Proseguendo nella lettura, però, emergono con prepotenza altri elementi che con Roma non c’entrano una beneamata pigna. Da alcuni passaggi si capisce che si tratta per la maggior parte di racconti autobiografici, in cui si ripetono in maniera quasi ossessiva sempre gli stessi argomenti. Uno a caso: la gioventù di strada dell’autore, spacciata come tipicamente romana. Una gioventù originalissima, fatta di Carosello, di partite a pallone per la strada, di mamma - perfetta donna di casa - che va a fare la spesa e deve farsi bastare i soldi e che chiama i figli dalla finestra, di vita spartana, di mancanza di cellulari, di comitive sgangherate di amici dai nomignoli così spiritosi, che si volevano tanto bene, più che fratelli, ché una volta era tutto più bello, ci si voleva tutti più bene, di lotte tra bande e via di luoghi comuni, oramai caduti in disuso anche tra gli anziani più talebani dell’universo.
Un tema che però regna incontrastato su queste pagine è il sesso. Ovunque ci sono mignotte, pippe, preservativi usati, sbaciucchiamenti, scopate, trombate, inculate, palpeggiamenti, donne usate sessualmente, mani sporche di seme e delikatessen simili. L’apice si tocca nel racconto La puttana (pagina 51), in cui l’autore racconta di quando, bloccato nel traffico, vede casualmente una prostituta lungo la strada. Dopo averla avvicinata, si informa accuratamente sul suo tariffario e le offre in regalo il compenso più alto (quello previsto per un rapporto anale), non per intrattanersi con lei, no, ma solo per avere un suo sorriso: “Sono per te, per un tuo sorriso”, dice porgendole le banconote. Poi si allontana piangendo, orgoglioso e convinto di avere fatto una cosa buona, incurante del fatto che tutti gli automobilisti in coda stessero guardando (e anche del fatto che forse quei soldi, in famiglia, potevano servire). Meglio non scendere nei particolari di questa storia quotidiana della città eterna, si scadrebbe nelle risate più grossolane e indecorose.
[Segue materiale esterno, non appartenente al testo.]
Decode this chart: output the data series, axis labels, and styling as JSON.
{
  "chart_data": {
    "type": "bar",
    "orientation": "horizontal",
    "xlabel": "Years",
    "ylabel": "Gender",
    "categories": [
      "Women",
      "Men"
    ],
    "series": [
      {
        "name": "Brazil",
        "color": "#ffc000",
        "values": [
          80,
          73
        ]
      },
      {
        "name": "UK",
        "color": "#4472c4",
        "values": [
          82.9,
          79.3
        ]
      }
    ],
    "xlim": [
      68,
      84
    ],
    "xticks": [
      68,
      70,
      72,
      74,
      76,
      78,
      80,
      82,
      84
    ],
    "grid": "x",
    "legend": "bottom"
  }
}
Anche nel racconto storico Cesaretto (pagina 43), ovviamente, si parla di prostitute.
Una vera e propria ossessione, quella del sesso, che viene meno solo in due racconti: quello in cui l'autore si vanta dell’educazione che ha ricevuto (e anche qui, cosa c’entri con Roma non è facile da capire) e quello in cui narra di quando, da piccolo, andava in una certa trattoria a mangiare (una cosa proprio interessante). Merita un cenno anche il racconto intitolato Fumo, piombo e minestra (pagina 127) ma solo per dire che è incomprensibile.
Ah, un altra cosa tipicamente romana che l’autore faceva da ragazzino era marinare la scuola. Una cosa mai sentita altrove, davvero originale, e chi ci avrebbe mai pensato.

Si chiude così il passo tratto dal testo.